Cell-surface display technology and metabolic engineering of Saccharomyces cerevisiae for enhancing xylitol production from woody biomass†
Abstract
Xylitol is a major commodity chemical widely used in both the food and pharmaceutical industries. Although the worldwide demand for xylitol is constantly growing, its industrial production from purified D-xylose involves a costly and polluting catalytic hydrogenation process. Biotechnological production of xylitol from biomass is a promising strategy to establish an environmentally friendly sustainable conversion process.
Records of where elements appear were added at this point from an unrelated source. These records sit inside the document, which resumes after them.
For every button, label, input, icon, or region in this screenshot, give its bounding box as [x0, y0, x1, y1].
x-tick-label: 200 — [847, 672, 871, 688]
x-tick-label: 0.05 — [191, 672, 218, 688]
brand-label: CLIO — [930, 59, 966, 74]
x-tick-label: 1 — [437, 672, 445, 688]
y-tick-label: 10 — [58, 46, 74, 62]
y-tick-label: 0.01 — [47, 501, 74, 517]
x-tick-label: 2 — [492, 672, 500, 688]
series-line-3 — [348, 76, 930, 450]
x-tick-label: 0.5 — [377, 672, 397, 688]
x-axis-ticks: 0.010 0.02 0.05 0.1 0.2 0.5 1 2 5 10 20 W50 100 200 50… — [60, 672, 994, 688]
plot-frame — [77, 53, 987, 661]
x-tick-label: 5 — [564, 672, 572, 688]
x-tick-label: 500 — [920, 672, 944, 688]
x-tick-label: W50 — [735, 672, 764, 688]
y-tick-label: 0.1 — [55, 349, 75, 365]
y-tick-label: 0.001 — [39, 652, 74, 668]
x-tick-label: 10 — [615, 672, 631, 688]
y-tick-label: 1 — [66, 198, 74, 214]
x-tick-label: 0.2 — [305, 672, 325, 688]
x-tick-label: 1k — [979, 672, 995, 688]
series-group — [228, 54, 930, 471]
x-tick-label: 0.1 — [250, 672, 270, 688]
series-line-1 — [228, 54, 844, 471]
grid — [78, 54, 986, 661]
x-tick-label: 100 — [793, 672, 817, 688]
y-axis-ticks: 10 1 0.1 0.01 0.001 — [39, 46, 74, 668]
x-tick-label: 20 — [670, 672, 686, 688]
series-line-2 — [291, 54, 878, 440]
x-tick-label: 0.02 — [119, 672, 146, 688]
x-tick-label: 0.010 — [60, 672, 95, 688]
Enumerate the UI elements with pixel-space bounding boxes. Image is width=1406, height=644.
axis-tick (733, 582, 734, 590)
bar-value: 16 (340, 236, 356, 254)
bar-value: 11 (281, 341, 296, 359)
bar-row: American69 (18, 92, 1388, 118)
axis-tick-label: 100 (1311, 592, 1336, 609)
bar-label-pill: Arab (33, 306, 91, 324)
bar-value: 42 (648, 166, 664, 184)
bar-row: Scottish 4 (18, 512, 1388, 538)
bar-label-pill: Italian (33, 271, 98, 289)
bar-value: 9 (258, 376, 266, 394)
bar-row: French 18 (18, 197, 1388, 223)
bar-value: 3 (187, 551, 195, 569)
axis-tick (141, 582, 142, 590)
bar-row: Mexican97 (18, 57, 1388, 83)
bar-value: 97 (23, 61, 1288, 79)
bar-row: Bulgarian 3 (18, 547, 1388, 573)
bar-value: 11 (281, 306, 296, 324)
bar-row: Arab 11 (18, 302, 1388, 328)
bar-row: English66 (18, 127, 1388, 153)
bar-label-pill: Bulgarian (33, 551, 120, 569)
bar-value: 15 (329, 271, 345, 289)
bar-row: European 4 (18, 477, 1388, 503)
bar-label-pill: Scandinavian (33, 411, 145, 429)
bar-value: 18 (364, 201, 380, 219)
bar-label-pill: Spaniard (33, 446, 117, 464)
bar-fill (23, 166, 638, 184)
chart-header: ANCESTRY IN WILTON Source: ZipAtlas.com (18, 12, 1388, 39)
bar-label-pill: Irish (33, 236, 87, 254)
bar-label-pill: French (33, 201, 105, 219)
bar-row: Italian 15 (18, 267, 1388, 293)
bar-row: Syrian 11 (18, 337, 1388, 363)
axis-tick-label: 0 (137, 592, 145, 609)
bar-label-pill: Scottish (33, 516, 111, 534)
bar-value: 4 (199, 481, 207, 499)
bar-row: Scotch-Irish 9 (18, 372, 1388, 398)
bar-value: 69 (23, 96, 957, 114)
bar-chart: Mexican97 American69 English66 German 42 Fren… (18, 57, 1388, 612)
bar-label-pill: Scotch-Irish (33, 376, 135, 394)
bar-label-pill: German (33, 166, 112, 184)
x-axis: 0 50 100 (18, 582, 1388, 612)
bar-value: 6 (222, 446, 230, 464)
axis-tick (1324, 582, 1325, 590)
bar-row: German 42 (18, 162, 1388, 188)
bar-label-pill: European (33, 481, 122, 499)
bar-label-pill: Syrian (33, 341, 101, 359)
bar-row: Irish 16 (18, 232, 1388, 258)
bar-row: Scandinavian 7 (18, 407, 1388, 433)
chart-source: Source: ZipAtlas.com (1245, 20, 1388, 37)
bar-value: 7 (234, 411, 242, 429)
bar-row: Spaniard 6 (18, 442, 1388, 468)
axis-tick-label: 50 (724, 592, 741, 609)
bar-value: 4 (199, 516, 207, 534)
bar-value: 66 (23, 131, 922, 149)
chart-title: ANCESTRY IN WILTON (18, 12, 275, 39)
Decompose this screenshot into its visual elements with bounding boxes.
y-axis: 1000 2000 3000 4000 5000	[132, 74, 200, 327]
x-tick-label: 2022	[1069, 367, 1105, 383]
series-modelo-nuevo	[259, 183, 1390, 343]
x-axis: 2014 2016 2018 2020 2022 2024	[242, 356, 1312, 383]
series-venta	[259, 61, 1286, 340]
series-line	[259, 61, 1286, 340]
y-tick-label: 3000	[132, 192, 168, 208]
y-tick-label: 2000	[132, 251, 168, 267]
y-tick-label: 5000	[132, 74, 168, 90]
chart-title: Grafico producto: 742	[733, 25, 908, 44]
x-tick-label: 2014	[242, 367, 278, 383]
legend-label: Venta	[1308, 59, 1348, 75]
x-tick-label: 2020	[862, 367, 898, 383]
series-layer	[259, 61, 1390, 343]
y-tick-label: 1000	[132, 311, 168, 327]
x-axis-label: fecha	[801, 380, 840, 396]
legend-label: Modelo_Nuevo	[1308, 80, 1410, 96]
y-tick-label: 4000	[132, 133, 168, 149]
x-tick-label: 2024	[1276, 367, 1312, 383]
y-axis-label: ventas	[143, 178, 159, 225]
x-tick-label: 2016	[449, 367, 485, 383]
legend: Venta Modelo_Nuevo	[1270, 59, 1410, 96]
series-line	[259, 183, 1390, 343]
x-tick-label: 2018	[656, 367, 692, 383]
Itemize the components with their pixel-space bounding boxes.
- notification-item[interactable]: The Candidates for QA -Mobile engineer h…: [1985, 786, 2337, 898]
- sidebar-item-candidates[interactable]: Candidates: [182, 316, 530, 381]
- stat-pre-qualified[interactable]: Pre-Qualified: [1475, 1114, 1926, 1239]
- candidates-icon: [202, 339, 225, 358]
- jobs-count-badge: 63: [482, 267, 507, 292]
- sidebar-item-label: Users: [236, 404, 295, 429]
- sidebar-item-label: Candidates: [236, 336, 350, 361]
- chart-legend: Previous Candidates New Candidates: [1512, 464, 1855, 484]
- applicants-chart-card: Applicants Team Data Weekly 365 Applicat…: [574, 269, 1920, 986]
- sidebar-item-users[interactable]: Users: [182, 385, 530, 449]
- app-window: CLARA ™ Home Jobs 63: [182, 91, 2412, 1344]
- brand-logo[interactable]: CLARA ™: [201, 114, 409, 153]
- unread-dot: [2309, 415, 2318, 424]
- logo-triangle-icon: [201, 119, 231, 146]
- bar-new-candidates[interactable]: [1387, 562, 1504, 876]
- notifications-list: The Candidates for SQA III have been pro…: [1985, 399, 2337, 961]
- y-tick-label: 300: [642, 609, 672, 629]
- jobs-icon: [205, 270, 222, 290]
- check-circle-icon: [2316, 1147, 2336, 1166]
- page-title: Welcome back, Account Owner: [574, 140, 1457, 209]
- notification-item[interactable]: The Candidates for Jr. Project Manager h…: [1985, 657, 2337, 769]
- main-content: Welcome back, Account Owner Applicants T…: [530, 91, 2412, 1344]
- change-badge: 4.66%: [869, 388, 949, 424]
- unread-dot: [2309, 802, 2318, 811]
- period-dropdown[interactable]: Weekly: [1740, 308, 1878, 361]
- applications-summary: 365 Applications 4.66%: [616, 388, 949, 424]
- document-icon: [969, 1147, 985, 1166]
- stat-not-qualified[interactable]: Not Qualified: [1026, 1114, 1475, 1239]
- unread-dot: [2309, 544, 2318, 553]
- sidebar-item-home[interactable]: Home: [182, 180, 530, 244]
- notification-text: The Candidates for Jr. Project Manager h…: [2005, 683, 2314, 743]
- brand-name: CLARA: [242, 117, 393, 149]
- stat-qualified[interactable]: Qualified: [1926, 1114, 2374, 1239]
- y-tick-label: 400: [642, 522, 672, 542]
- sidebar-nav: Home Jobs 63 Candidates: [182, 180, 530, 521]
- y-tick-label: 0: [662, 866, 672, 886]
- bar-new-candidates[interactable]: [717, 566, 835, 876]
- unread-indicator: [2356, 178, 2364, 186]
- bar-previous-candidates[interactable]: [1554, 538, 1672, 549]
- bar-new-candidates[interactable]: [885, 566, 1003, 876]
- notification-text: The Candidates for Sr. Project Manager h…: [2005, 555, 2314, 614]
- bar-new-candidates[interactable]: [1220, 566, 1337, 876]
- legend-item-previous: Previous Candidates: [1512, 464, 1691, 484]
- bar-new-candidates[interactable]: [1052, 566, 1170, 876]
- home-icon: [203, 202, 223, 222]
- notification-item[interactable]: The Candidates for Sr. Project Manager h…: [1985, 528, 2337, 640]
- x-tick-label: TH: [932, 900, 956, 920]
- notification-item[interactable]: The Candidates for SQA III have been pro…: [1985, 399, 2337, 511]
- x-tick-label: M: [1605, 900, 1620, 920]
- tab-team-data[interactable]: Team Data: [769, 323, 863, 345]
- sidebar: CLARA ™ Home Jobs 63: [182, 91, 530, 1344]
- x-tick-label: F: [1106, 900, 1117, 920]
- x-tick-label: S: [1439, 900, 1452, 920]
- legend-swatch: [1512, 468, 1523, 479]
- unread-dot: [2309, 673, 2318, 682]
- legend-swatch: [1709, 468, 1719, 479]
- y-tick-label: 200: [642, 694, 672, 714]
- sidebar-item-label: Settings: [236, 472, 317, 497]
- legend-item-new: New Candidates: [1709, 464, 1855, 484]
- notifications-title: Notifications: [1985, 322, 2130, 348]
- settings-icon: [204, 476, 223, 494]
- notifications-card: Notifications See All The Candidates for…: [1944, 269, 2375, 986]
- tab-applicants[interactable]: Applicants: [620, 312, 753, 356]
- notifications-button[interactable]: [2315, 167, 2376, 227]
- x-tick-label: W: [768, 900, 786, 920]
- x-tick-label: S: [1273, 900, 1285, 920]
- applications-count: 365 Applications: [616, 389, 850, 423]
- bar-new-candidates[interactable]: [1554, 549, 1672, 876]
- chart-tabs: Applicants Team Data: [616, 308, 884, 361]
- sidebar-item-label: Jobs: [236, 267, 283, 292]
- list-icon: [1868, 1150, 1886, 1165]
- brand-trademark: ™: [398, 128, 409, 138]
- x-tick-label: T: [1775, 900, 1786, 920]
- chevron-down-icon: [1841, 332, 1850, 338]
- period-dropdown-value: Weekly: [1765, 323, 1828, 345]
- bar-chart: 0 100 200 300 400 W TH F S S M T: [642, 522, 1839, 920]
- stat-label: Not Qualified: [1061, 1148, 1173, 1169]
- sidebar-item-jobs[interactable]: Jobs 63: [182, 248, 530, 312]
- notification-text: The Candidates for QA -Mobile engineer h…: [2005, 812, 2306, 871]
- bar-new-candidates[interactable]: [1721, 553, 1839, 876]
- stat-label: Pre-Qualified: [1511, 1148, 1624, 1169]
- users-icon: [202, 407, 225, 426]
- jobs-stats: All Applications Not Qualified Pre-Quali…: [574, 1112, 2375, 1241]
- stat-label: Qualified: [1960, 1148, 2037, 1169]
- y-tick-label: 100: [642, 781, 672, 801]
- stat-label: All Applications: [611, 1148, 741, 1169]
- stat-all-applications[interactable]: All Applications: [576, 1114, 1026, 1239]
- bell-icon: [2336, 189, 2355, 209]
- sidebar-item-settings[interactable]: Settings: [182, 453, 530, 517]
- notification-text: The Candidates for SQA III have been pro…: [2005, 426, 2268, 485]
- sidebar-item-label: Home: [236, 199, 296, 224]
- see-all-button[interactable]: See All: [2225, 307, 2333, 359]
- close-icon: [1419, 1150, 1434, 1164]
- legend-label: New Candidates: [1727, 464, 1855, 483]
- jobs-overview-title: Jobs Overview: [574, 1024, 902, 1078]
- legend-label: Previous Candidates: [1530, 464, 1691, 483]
In this study, xylitol was produced from woody Kraft pulp (KP) by using an engineered strain of Saccharomyces cerevisiae (YPH499-XR-BGL-XYL-XYN) expressing cytosolic xylose reductase (XR), along with β-D-glucosidase (BGL), xylosidase (XYL) and xylanase (XYN) enzymes co-displayed on the cell surface. All these enzymes contributed to the consolidated bioprocessing of KP to xylitol with a yield of 2.3 g L−1 (28% conversion) after 96 hours, along with a significantly reduced amount of commercial enzymes required for pre-treatment (commercial hemicellulase cocktail (CHC), [CHC] = 0.02 g-DW per g). Further improvement of the cell surface display of XYL and XYN was obtained by using a SED1 “SSS” cassette, containing the coding sequences of the SED1 promoter, the SED1 secretion signal, and the SED1 anchoring domain, to generate the improved strain YPH499-XR-BGL-XYLsss-XYNsss. This improved strain showed a significantly enhanced xylitol production capacity reaching a yield of 3.7 g L−1 (44% conversion) after 96 hours. The cellulosic content of KP residues was also significantly increased, from 78% to 87% after 96 hours of fermentation, and nanofibrillation of KP residues was observed by scanning electron microscopy. Pre-treatment and fermentation were successfully performed as a proof of concept to further scale up bio-refinery industrial production of xylitol from lignocellulose.